I grabbed my stethoscope and listened to the filly’s abdomen: loud rumblings in all four quadrants. Patting her on the neck I said, "She sounds really good, just keep an eye on her and call me if anything looks funny to you."
"You know I will Karen. Umm, I hate to bring it up, but you look awful. Did you get any sleep last night?" Joanne was a good friend as well as a client, so I wasn’t too surprised at her frank assessment.
"Only a couple of hours. I had two more emergencies after I left your place," I said.
"Ouch." Joanne frowned. "That’s been happening a lot lately, hasn’t it?"
"Yeah, and I hate to say it, but it’s really starting to get to me. I’m beginning to dread having to face anything more rigorous than pulling a Coggins or giving vaccines."
"Sounds like a classic case of burnout.
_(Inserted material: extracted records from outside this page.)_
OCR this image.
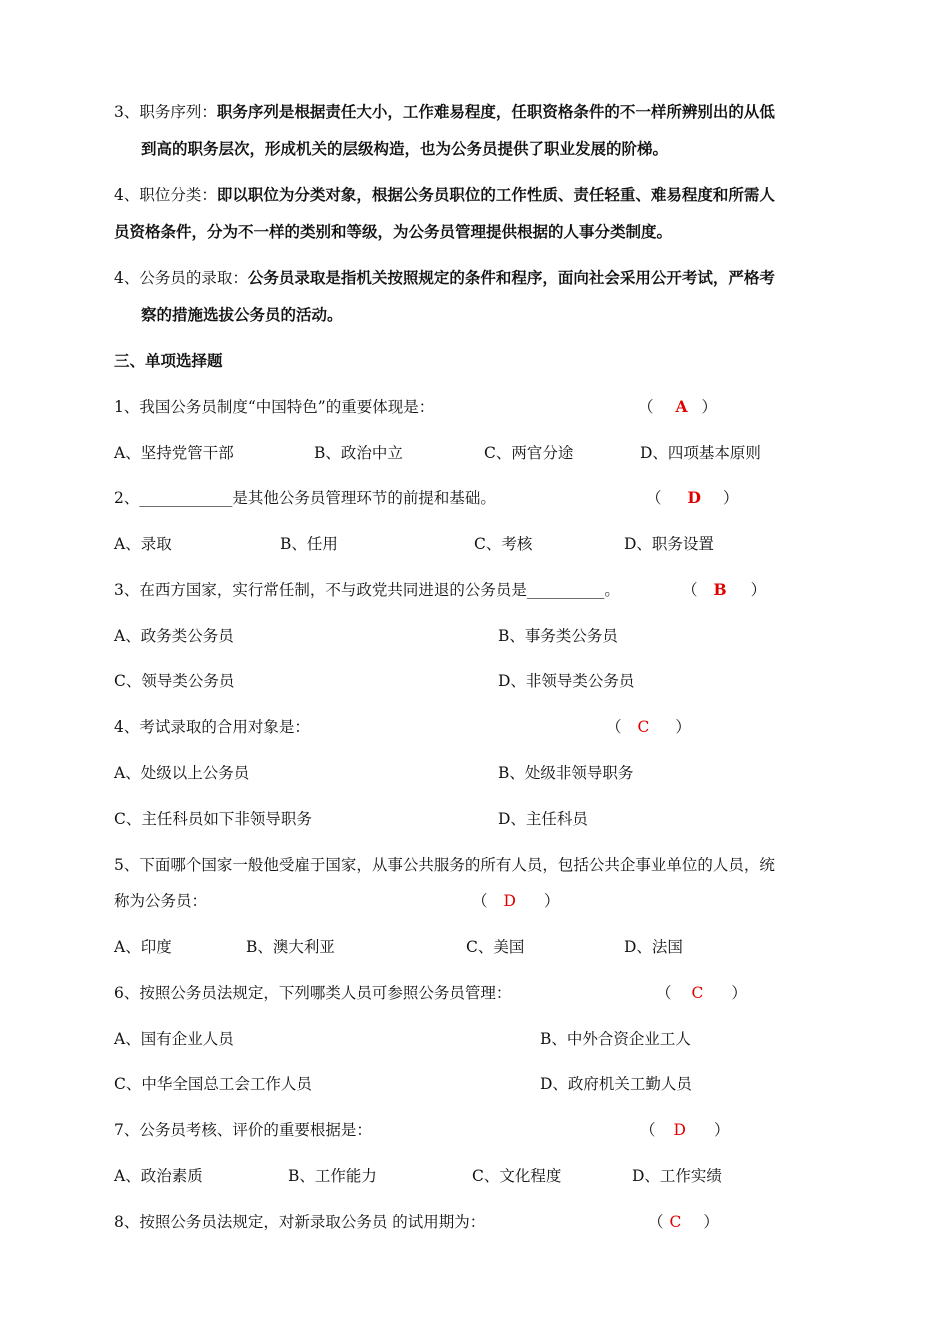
3、职务序列：职务序列是根据责任大小，工作难易程度，任职资格条件的不一样所辨别出的从低
到高的职务层次，形成机关的层级构造，也为公务员提供了职业发展的阶梯。
4、职位分类：即以职位为分类对象，根据公务员职位的工作性质、责任轻重、难易程度和所需人
员资格条件，分为不一样的类别和等级，为公务员管理提供根据的人事分类制度。
4、公务员的录取：公务员录取是指机关按照规定的条件和程序，面向社会采用公开考试，严格考
察的措施选拔公务员的活动。
三、单项选择题
1、我国公务员制度“中国特色”的重要体现是：	（ A ）
A、坚持党管干部	B、政治中立	C、两官分途	D、四项基本原则
2、____________是其他公务员管理环节的前提和基础。	（ D ）
A、录取	B、任用	C、考核	D、职务设置
3、在西方国家，实行常任制，不与政党共同进退的公务员是__________。	（ B ）
A、政务类公务员	B、事务类公务员
C、领导类公务员	D、非领导类公务员
4、考试录取的合用对象是：	（ C ）
A、处级以上公务员	B、处级非领导职务
C、主任科员如下非领导职务	D、主任科员
5、下面哪个国家一般他受雇于国家，从事公共服务的所有人员，包括公共企事业单位的人员，统
称为公务员：	（ D ）
A、印度	B、澳大利亚	C、美国	D、法国
6、按照公务员法规定，下列哪类人员可参照公务员管理：	（ C ）
A、国有企业人员	B、中外合资企业工人
C、中华全国总工会工作人员	D、政府机关工勤人员
7、公务员考核、评价的重要根据是：	（ D ）
A、政治素质	B、工作能力	C、文化程度	D、工作实绩
8、按照公务员法规定，对新录取公务员 的试用期为：	（ C ）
You need to take more time away from work, you know," Joanne commented as I climbed back into the truck.
"I hope you’re not charging me for this session," I replied and pulled away.
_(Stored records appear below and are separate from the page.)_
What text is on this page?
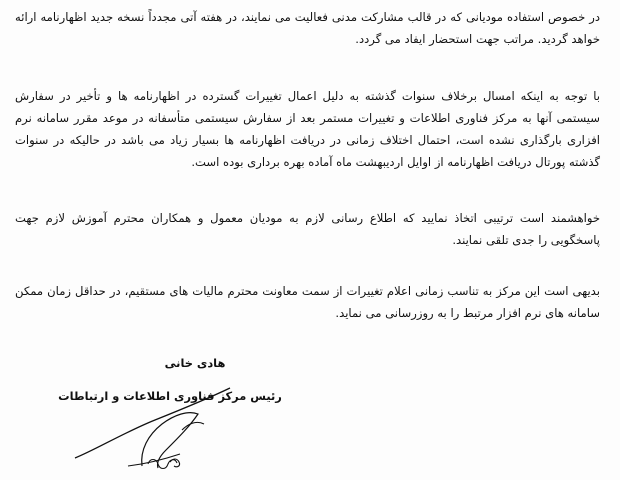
در خصوص استفاده مودیانی که در قالب مشارکت مدنی فعالیت می نمایند، در هفته آتی مجدداً نسخه جدید اظهارنامه ارائه خواهد گردید. مراتب جهت استحضار ایفاد می گردد.

با توجه به اینکه امسال برخلاف سنوات گذشته به دلیل اعمال تغییرات گسترده در اظهارنامه ها و تأخیر در سفارش سیستمی آنها به مرکز فناوری اطلاعات و تغییرات مستمر بعد از سفارش سیستمی متأسفانه در موعد مقرر سامانه نرم افزاری بارگذاری نشده است، احتمال اختلاف زمانی در دریافت اظهارنامه ها بسیار زیاد می باشد در حالیکه در سنوات گذشته پورتال دریافت اظهارنامه از اوایل اردیبهشت ماه آماده بهره برداری بوده است.

خواهشمند است ترتیبی اتخاذ نمایید که اطلاع رسانی لازم به مودیان معمول و همکاران محترم آموزش لازم جهت پاسخگویی را جدی تلقی نمایند.

بدیهی است این مرکز به تناسب زمانی اعلام تغییرات از سمت معاونت محترم مالیات های مستقیم، در حداقل زمان ممکن سامانه های نرم افزار مرتبط را به روزرسانی می نماید.

هادی خانی
رئیس مرکز فناوری اطلاعات و ارتباطات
With the help of regular doses of caffeine, I made it through the rest of day and was starting to think that I might get home on time when the clinic’s receptionist called over the intercom, “Dr. Karen, Joanne Haire is on line two and says she needs to talk to you.”
"Oh no," I groaned, picking up the phone. "What’s wrong Joanne?"
"I think you need to come back out here after you’re done at the clinic."
"Is it Piper? Is she starting to colic again?" I asked.
"No," she replied. "I’d rather not go into it on the phone. Just get out here when you’ve got a moment, OK?"
"Cut the crap, Joanne, what’s going on?" I said.
She laughed. "Gee, I hope you don’t talk to all your clients like that," and hung up.
For the third time in less than 24 hours, I parked in front of Joanne’s barn and saw her leading a big chestnut gelding towards me.
"All right, I’m here," I complained. "What seems to be the problem?"
"He’s the problem." Joanne gestured to the horse standing placidly at the end of his lead rope. "This is Togwotee. He’s a Thoroughbred, one of my brother’s claimers that he’ll sometimes hand off to me after retirement. I really didn’t know what to do with him until our conversation this morning. I spoke to my brother, and as soon as the paperwork goes through he’s yours.”
Scowling I asked, "Are you out of your mind? I don’t need a horse."
"Settle down," said Joanne, handing me the lead rope. "He can stay here. I’ll keep feeding and cleaning up after him. You just come out and have some fun. I have a feeling that the two of you could be good for each other."
"You really are crazy," I snapped, flinging the lead rope back at her and heading for my truck. "What am I supposed to do with some washed-up old claimer?" Togwotee pinned his ears.
Joanne yelled "He’ll be waiting for you" as I sped down the driveway.